Blogging for what? Blogging for whom?

Browsing the net may not be the most productive thing you can do to improve your resume, but it is often amusing and it can be very useful to accelerate and improve one’s research. So I was browsing when I found this nice post on a fellow blog:

From this on, I had a look at Ben Cohen’s two short pieces (links are below). These posts and an exchange of mails we had with Tiago and Yann last week made me wonder about the reasons that lay behing my own commitment with this blog and the reason I feel it is an interesting scholarly-related task. Some like Ben Cohen believe that the main thing about blogs is that they provide for a larger audience and with a new pedagogical device. It is certainly true, but I must say that I did not realize this in the first place nor that it says much about my participation to the history of economics playground. I feel much closer to Will Thomas’s points 1, 2 and 4:

– The blog is a way to articulate more thoroughly the actual perspectives on the history of economic thought than what can be done in a journal or in a volume. In the blog, you can have something closer to a conversation than in the latters. It is much more open than a journal article or even a conference paper, in particular I encourage Phd doctorant to submit comment and queries to our respective post. On the other hand, it has the advantage of being stocked whereas a conversation is ephemeral.

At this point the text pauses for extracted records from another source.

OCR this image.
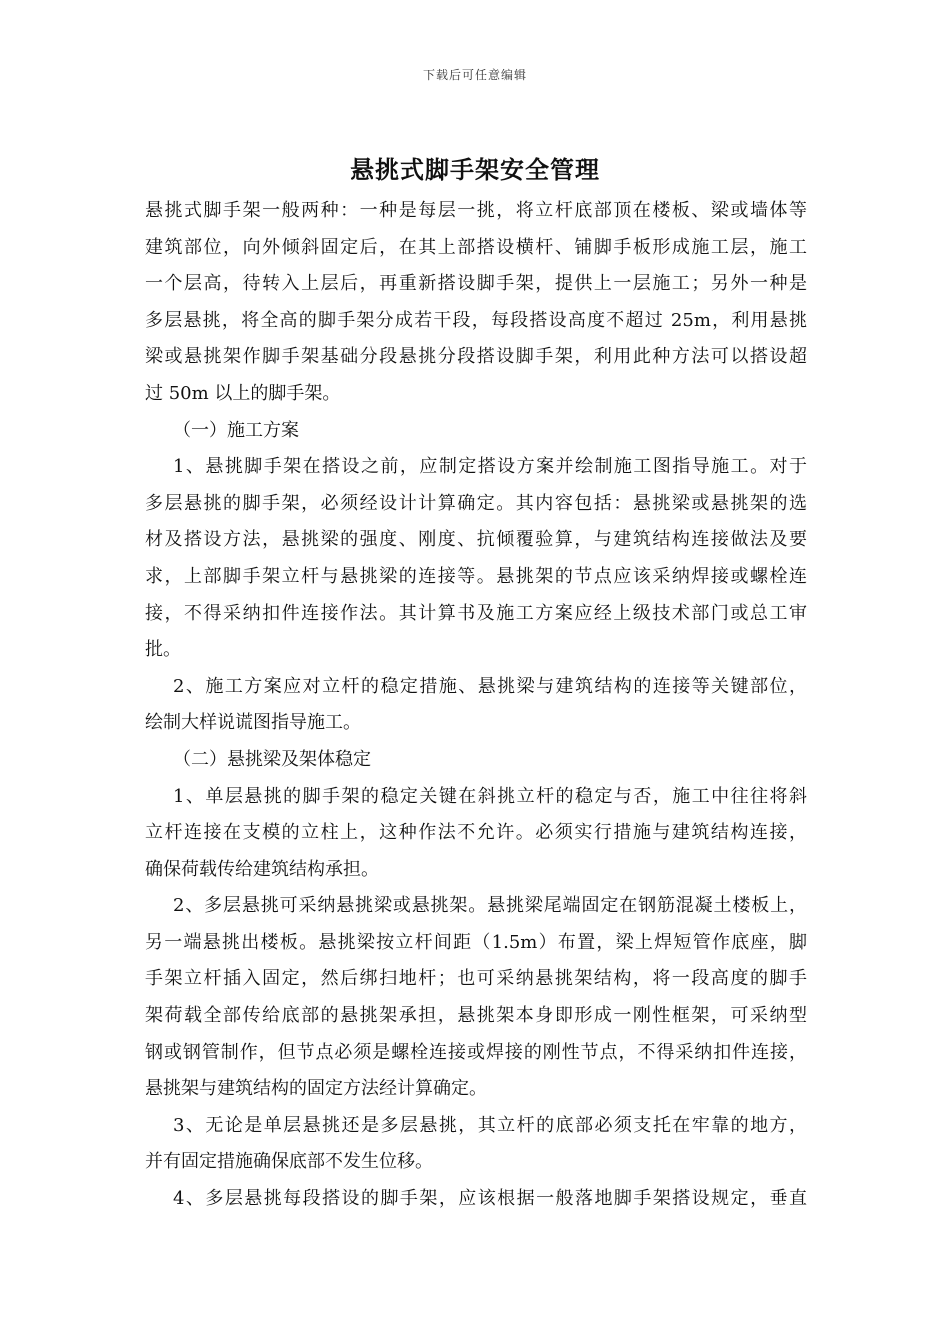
下载后可任意编辑
悬挑式脚手架安全管理
悬挑式脚手架一般两种：一种是每层一挑，将立杆底部顶在楼板、梁或墙体等
建筑部位，向外倾斜固定后，在其上部搭设横杆、铺脚手板形成施工层，施工
一个层高，待转入上层后，再重新搭设脚手架，提供上一层施工；另外一种是
多层悬挑，将全高的脚手架分成若干段，每段搭设高度不超过 25m，利用悬挑
梁或悬挑架作脚手架基础分段悬挑分段搭设脚手架，利用此种方法可以搭设超
过 50m 以上的脚手架。
（一）施工方案
1、悬挑脚手架在搭设之前，应制定搭设方案并绘制施工图指导施工。对于
多层悬挑的脚手架，必须经设计计算确定。其内容包括：悬挑梁或悬挑架的选
材及搭设方法，悬挑梁的强度、刚度、抗倾覆验算，与建筑结构连接做法及要
求，上部脚手架立杆与悬挑梁的连接等。悬挑架的节点应该采纳焊接或螺栓连
接，不得采纳扣件连接作法。其计算书及施工方案应经上级技术部门或总工审
批。
2、施工方案应对立杆的稳定措施、悬挑梁与建筑结构的连接等关键部位，
绘制大样说谎图指导施工。
（二）悬挑梁及架体稳定
1、单层悬挑的脚手架的稳定关键在斜挑立杆的稳定与否，施工中往往将斜
立杆连接在支模的立柱上，这种作法不允许。必须实行措施与建筑结构连接，
确保荷载传给建筑结构承担。
2、多层悬挑可采纳悬挑梁或悬挑架。悬挑梁尾端固定在钢筋混凝土楼板上，
另一端悬挑出楼板。悬挑梁按立杆间距（1.5m）布置，梁上焊短管作底座，脚
手架立杆插入固定，然后绑扫地杆；也可采纳悬挑架结构，将一段高度的脚手
架荷载全部传给底部的悬挑架承担，悬挑架本身即形成一刚性框架，可采纳型
钢或钢管制作，但节点必须是螺栓连接或焊接的刚性节点，不得采纳扣件连接，
悬挑架与建筑结构的固定方法经计算确定。
3、无论是单层悬挑还是多层悬挑，其立杆的底部必须支托在牢靠的地方，
并有固定措施确保底部不发生位移。
4、多层悬挑每段搭设的脚手架，应该根据一般落地脚手架搭设规定，垂直
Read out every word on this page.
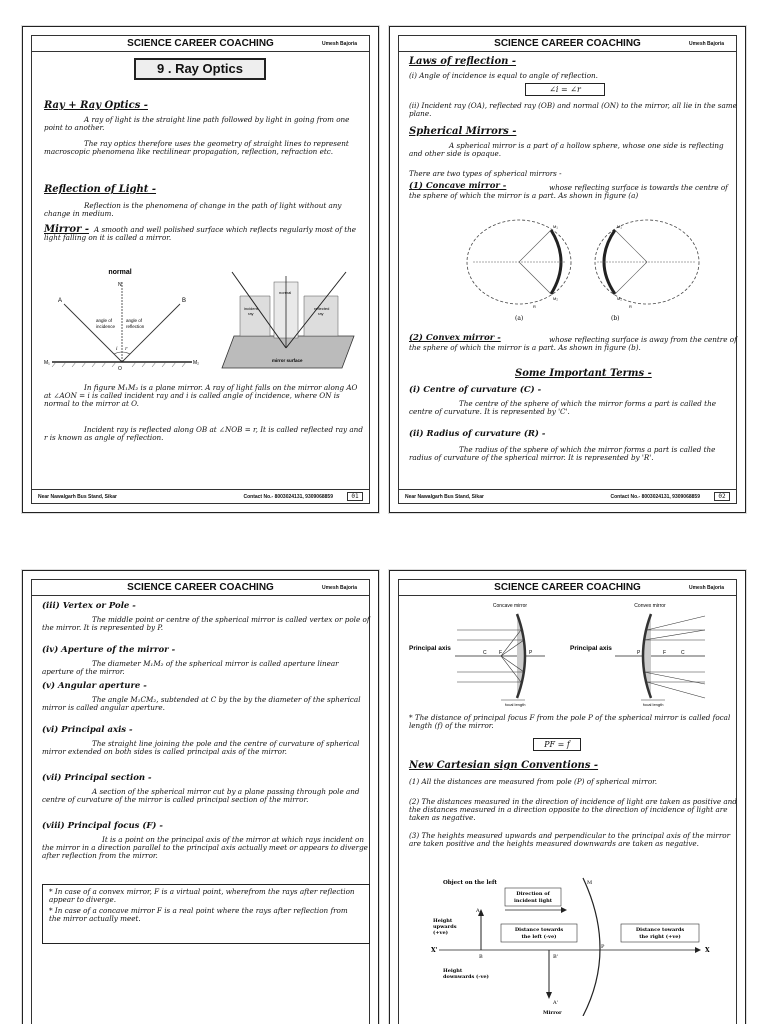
SCIENCE CAREER COACHING	Umesh Bajoria
9 . Ray Optics
Ray + Ray Optics -
A ray of light is the straight line path followed by light in going from one point to another.
The ray optics therefore uses the geometry of straight lines to represent macroscopic phenomena like rectilinear propagation, reflection, refraction etc.
Reflection of Light -
Reflection is the phenomena of change in the path of light without any change in medium.
Mirror - A smooth and well polished surface which reflects regularly most of the light falling on it is called a mirror.
normal
N
A	B
angle of
incidence
angle of
reflection
i r
O
M₁	M₂
normal
incident
ray
reflected
ray
mirror surface
In figure M₁M₂ is a plane mirror. A ray of light falls on the mirror along AO at ∠AON = i is called incident ray and i is called angle of incidence, where ON is normal to the mirror at O.
Incident ray is reflected along OB at ∠NOB = r, It is called reflected ray and r is known as angle of reflection.
Near Nawalgarh Bus Stand, Sikar	Contact No.- 8003024131, 9309068859	01
SCIENCE CAREER COACHING	Umesh Bajoria
Laws of reflection -
(i) Angle of incidence is equal to angle of reflection.
∠i = ∠r
(ii) Incident ray (OA), reflected ray (OB) and normal (ON) to the mirror, all lie in the same plane.
Spherical Mirrors -
A spherical mirror is a part of a hollow sphere, whose one side is reflecting and other side is opaque.
There are two types of spherical mirrors -
(1) Concave mirror -	whose reflecting surface is towards the centre of the sphere of which the mirror is a part. As shown in figure (a)
M₁
M₂
R
(a)
M₁
M₂
R
(b)
(2) Convex mirror -	whose reflecting surface is away from the centre of the sphere of which the mirror is a part. As shown in figure (b).
Some Important Terms -
(i) Centre of curvature (C) -
The centre of the sphere of which the mirror forms a part is called the centre of curvature. It is represented by 'C'.
(ii) Radius of curvature (R) -
The radius of the sphere of which the mirror forms a part is called the radius of curvature of the spherical mirror. It is represented by 'R'.
Near Nawalgarh Bus Stand, Sikar	Contact No.- 8003024131, 9309068859	02
SCIENCE CAREER COACHING	Umesh Bajoria
(iii) Vertex or Pole -
The middle point or centre of the spherical mirror is called vertex or pole of the mirror. It is represented by P.
(iv) Aperture of the mirror -
The diameter M₁M₂ of the spherical mirror is called aperture linear aperture of the mirror.
(v) Angular aperture -
The angle M₁CM₂, subtended at C by the by the diameter of the spherical mirror is called angular aperture.
(vi) Principal axis -
The straight line joining the pole and the centre of curvature of spherical mirror extended on both sides is called principal axis of the mirror.
(vii) Principal section -
A section of the spherical mirror cut by a plane passing through pole and centre of curvature of the mirror is called principal section of the mirror.
(viii) Principal focus (F) -
It is a point on the principal axis of the mirror at which rays incident on the mirror in a direction parallel to the principal axis actually meet or appears to diverge after reflection from the mirror.
* In case of a convex mirror, F is a virtual point, wherefrom the rays after reflection appear to diverge.
* In case of a concave mirror F is a real point where the rays after reflection from the mirror actually meet.
SCIENCE CAREER COACHING	Umesh Bajoria
Concave mirror	Convex mirror
Principal axis	Principal axis
C F	P
focal length
P	F	C
focal length
* The distance of principal focus F from the pole P of the spherical mirror is called focal length (f) of the mirror.
PF = f
New Cartesian sign Conventions -
(1) All the distances are measured from pole (P) of spherical mirror.
(2) The distances measured in the direction of incidence of light are taken as positive and the distances measured in a direction opposite to the direction of incidence of light are taken as negative.
(3) The heights measured upwards and perpendicular to the principal axis of the mirror are taken positive and the heights measured downwards are taken as negative.
Object on the left
Direction of
incident light
Height
upwards
(+ve)
A
Distance towards
the left (-ve)
Distance towards
the right (+ve)
X'	X
B
M
P
B'
A'
Height
downwards (-ve)
Mirror
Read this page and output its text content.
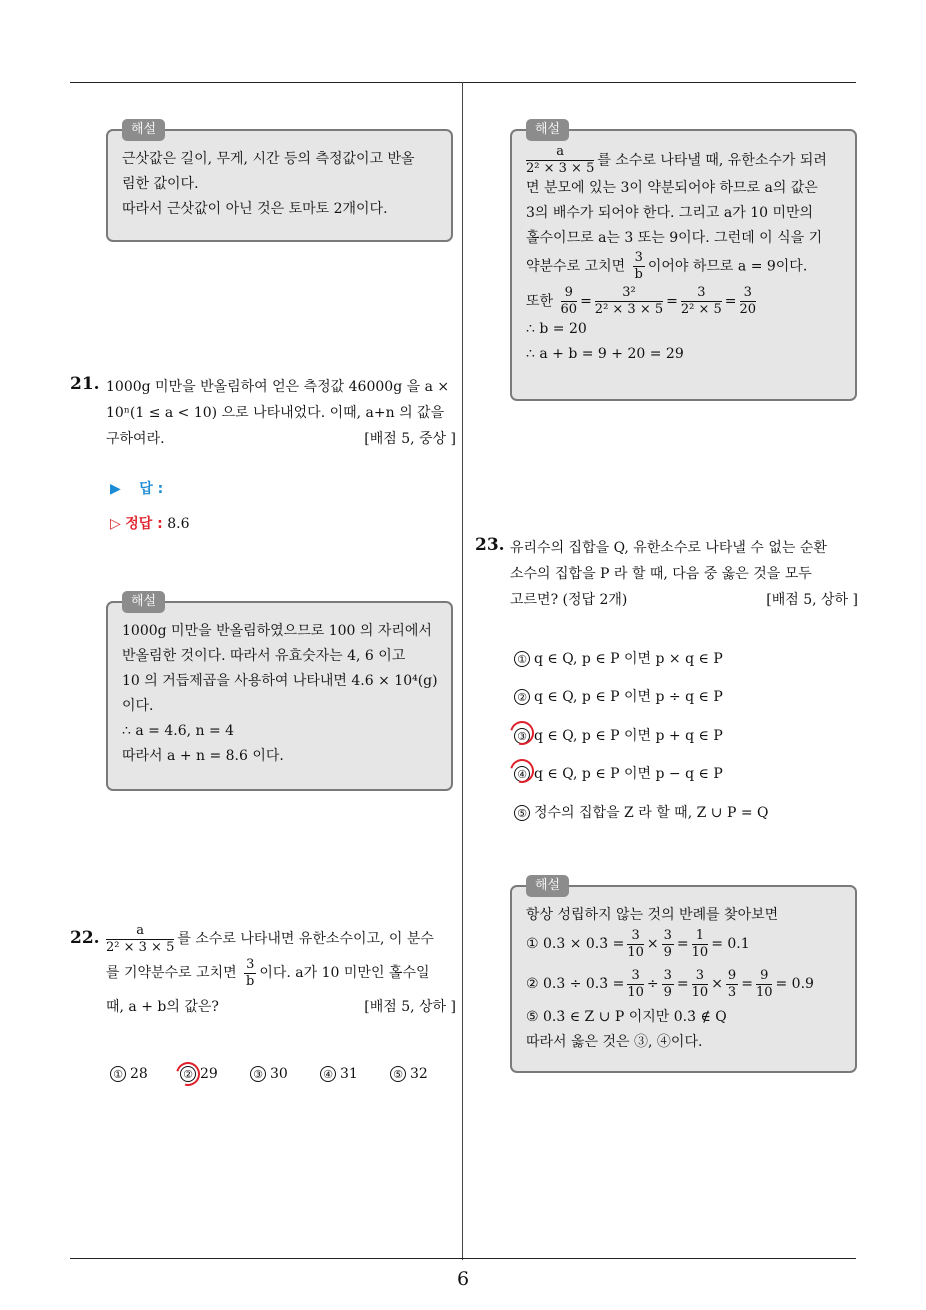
6
해설
근삿값은 길이, 무게, 시간 등의 측정값이고 반올
림한 값이다.
따라서 근삿값이 아닌 것은 토마토 2개이다.
21. 1000g 미만을 반올림하여 얻은 측정값 46000g 을 a ×
10ⁿ(1 ≤ a < 10) 으로 나타내었다. 이때, a+n 의 값을
구하여라.	[배점 5, 중상 ]
▶ 답 :
▷ 정답 : 8.6
해설
1000g 미만을 반올림하였으므로 100 의 자리에서
반올림한 것이다. 따라서 유효숫자는 4, 6 이고
10 의 거듭제곱을 사용하여 나타내면 4.6 × 10⁴(g)
이다.
∴ a = 4.6, n = 4
따라서 a + n = 8.6 이다.
22. $\frac{a}{\text{2² × 3 × 5}}$ 를 소수로 나타내면 유한소수이고, 이 분수
를 기약분수로 고치면 $\frac{3}{b}$ 이다. a가 10 미만인 홀수일
때, a + b의 값은?	[배점 5, 상하 ]
① 28	② 29	③ 30	④ 31	⑤ 32
해설
$\frac{a}{\text{2² × 3 × 5}}$ 를 소수로 나타낼 때, 유한소수가 되려
면 분모에 있는 3이 약분되어야 하므로 a의 값은
3의 배수가 되어야 한다. 그리고 a가 10 미만의
홀수이므로 a는 3 또는 9이다. 그런데 이 식을 기
약분수로 고치면 $\frac{3}{b}$ 이어야 하므로 a = 9이다.
또한 $\frac{9}{60} = \frac{\text{3²}}{\text{2² × 3 × 5}} = \frac{3}{\text{2² × 5}} = \frac{3}{20}$
∴ b = 20
∴ a + b = 9 + 20 = 29
23. 유리수의 집합을 Q, 유한소수로 나타낼 수 없는 순환
소수의 집합을 P 라 할 때, 다음 중 옳은 것을 모두
고르면? (정답 2개)	[배점 5, 상하 ]
① q ∈ Q, p ∈ P 이면 p × q ∈ P
② q ∈ Q, p ∈ P 이면 p ÷ q ∈ P
③ q ∈ Q, p ∈ P 이면 p + q ∈ P
④ q ∈ Q, p ∈ P 이면 p − q ∈ P
⑤ 정수의 집합을 Z 라 할 때, Z ∪ P = Q
해설
항상 성립하지 않는 것의 반례를 찾아보면
① 0.3 × 0.3̇ = $\frac{3}{10} \times \frac{3}{9} = \frac{1}{10} = 0.1$
② 0.3 ÷ 0.3̇ = $\frac{3}{10} \div \frac{3}{9} = \frac{3}{10} \times \frac{9}{3} = \frac{9}{10} = 0.9$
⑤ 0.3̇ ∈ Z ∪ P 이지만 0.3̇ ∉ Q
따라서 옳은 것은 ③, ④이다.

– The blog is a way to speculate about one’s own research and one’s perspective on the discipline.

– The blog is a space where one can criticize the actual state of the art in History of economic thought as a way to create an alternative academic/scholarship culture for HET. This is an aspect that I feel is especially important for a blog managed by young researchers.

– The blog is a way to create links between those who post, comment and read it. Between those who post, it provides a sort of “My generation” effect which is important not only psychologically, but also because of the extention of one’s web it may result in new opportunities of cooperation and mutual exchanges. For example, I am not sure I would have begun cooperating on projects, at least as rapidly, with Tiago and Yann if the blog had not existed. But the blog is also a way to socialize with others either outside our generation or outside our community through comments or various exchanges (I read your blog, you read mine, we both benefit from it; e-mails etc.). Here again, the fluidity of the blog permits freer exchanges than conference sessions and journals and it is easier to get in touch with discipline outsiders through the blog than through an academic setting of sorts (departements, conferences, etc.).

– On a final note, I mention that I believe that blogs such are ours should be first and foremost aiming at a scholar-related audience.

2 thoughts on “Blogging for what? Blogging for whom?

  1. The audience of your conference paper and the audience of your course lecture are well defined. In the former will sit your colleagues in the latter will sit your students. The place is well defined socially and any intruder will be spotted and reprimanded. The same cannot be done with blogs. You cannot control who reads you and I think you should not try hard in scripting your performance with an expectation of who reads you.
    I take it for granted that I write in a scholarly style, academic in the Stanley Fish sense. I don’t need to work at it. It flows naturally from what I do everyday and from how I chat with my fellow bloggers. I still try and mix it up a bit, and make connections, links, invocations with other discourses out there, because I cannot do it anywhere else. When I do it in the shower no one listens. If I don’t find an outlet for them, the fear is that I might scream them out loud in the middle of the night and wake the neighbors.
    So I don’t see myself following the model of the scienceblogs, or the nature blogs ( for that matter, which I think are part of a project for the public appreciation of science, staffed by science pedagogues who use history as a teaching tool. I see myself as an experimental writer, less my usual social scientist self, and more a humanities type, trying out sentences and ideas, sketching, drafting.
    Any way, we don’t have to agree on a manifesto. We just have to write.